O ministro da Economia, Paulo Guedes, também disse na segunda-feira (19), que os gastos “transitórios” não devem se transformar em gastos permanentes “imperdoáveis” nos próximos anos, acrescentando que a economia deve encolher menos do que o esperado 4% este ano.

Em um evento online organizado pelo Milken Institute, Campos Neto disse que o Brasil está sendo penalizado pelos mercados financeiros pelas perspectivas fiscais incertas após gastos sem precedentes neste ano para amortecer o impacto econômico da pandemia COVID-19.

“Estamos em um ponto de inflexão de que, se gastarmos mais dinheiro, o custo em credibilidade vindo do lado fiscal é muito maior do que o benefício dos gastos em si”, disse Campos Neto.

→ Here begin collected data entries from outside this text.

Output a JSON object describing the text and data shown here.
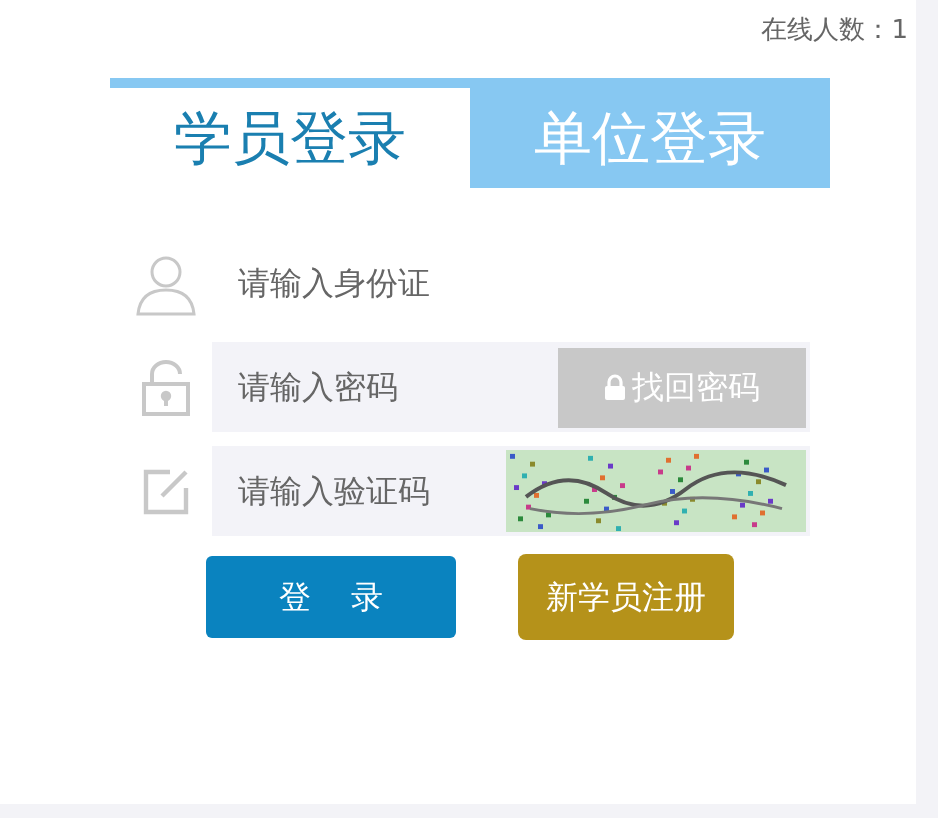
{
  "online_count": "在线人数：1",
  "tabs": [
    {
      "label": "学员登录",
      "selected": true
    },
    {
      "label": "单位登录",
      "selected": false
    }
  ],
  "fields": [
    {
      "kind": "id",
      "placeholder": "请输入身份证"
    },
    {
      "kind": "password",
      "placeholder": "请输入密码",
      "action": "找回密码"
    },
    {
      "kind": "captcha",
      "placeholder": "请输入验证码"
    }
  ],
  "buttons": [
    {
      "kind": "primary",
      "label": "登    录"
    },
    {
      "kind": "register",
      "label": "新学员注册"
    }
  ]
}
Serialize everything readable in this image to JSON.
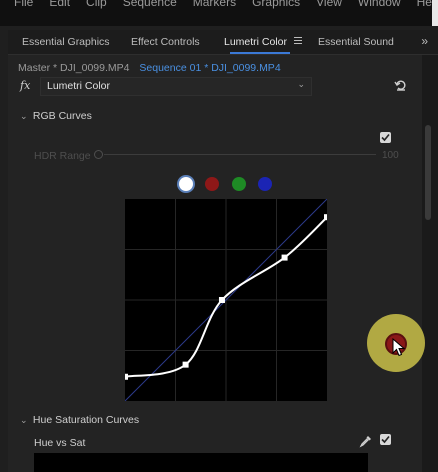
{
  "menubar": {
    "items": [
      "File",
      "Edit",
      "Clip",
      "Sequence",
      "Markers",
      "Graphics",
      "View",
      "Window",
      "Help"
    ]
  },
  "tabs": {
    "items": [
      {
        "label": "Essential Graphics"
      },
      {
        "label": "Effect Controls"
      },
      {
        "label": "Lumetri Color",
        "active": true
      },
      {
        "label": "Essential Sound"
      }
    ],
    "overflow_icon": "double-chevron-right-icon",
    "menu_icon": "hamburger-icon"
  },
  "clip": {
    "master": "Master * DJI_0099.MP4",
    "sequence": "Sequence 01 * DJI_0099.MP4"
  },
  "effect": {
    "fx_label": "fx",
    "selected": "Lumetri Color",
    "reset_icon": "reset-icon"
  },
  "rgb_curves": {
    "title": "RGB Curves",
    "enabled": true,
    "hdr_range_label": "HDR Range",
    "hdr_range_value": "100",
    "channels": [
      {
        "name": "luma",
        "color": "#ffffff",
        "selected": true
      },
      {
        "name": "red",
        "color": "#8e1818"
      },
      {
        "name": "green",
        "color": "#1e8a25"
      },
      {
        "name": "blue",
        "color": "#1b24b4"
      }
    ],
    "curve_points": [
      [
        0,
        0.12
      ],
      [
        0.3,
        0.18
      ],
      [
        0.48,
        0.5
      ],
      [
        0.79,
        0.71
      ],
      [
        1,
        0.91
      ]
    ]
  },
  "hue_saturation_curves": {
    "title": "Hue Saturation Curves",
    "hue_vs_sat_label": "Hue vs Sat",
    "enabled": true,
    "eyedropper_icon": "eyedropper-icon"
  },
  "colors": {
    "accent": "#3b79d6",
    "link": "#4a90e2",
    "cursor_highlight": "#bcb446"
  }
}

“Se você quer induzir o crescimento, é melhor gastar menos do que gastar mais porque estamos sendo penalizados pelos mercados”, disse ele, referindo-se à crescente lacuna nos últimos meses entre as taxas de juros do mercado de curto e longo prazo.

Este “aumento” da curva reflete a inquietação do investidor quanto à capacidade ou disposição do governo de controlar sua dívida e déficit recordes e, de acordo com Campos Neto, está retendo o investimento do setor privado.

O banco central reduziu sua taxa básica de juros Selic para uma baixa recorde de 2,00%. Campos Neto disse que as decisões futuras dependerão das condições econômicas, mas disse que a credibilidade na política do banco é crucial para achatar a curva e estimular o investimento.

“É importante ter credibilidade para que o que a gente faça com a Selic tenha um canal de transmissão que alimente a ponta longa das taxas para que os projetos (de investimento) possam ser feitos com dinheiro privado”, disse.

Por sua vez, Guedes disse que a recuperação do pior da pandemia mostra que a economia vai encolher 4% este ano, o que seria menos do que a previsão oficial do governo de queda de 4,7%.

Dirigindo-se ao “2020 U.S.-Brazil Connect Summit” online hospedado pela Câmara de Comércio dos EUA, ele disse que a disciplina fiscal será retomada no próximo ano e que o “teto de gastos” do governo que limita o crescimento dos gastos públicos à taxa de inflação será mantido intacto.

Será uma “grande luta”, porém, alertou.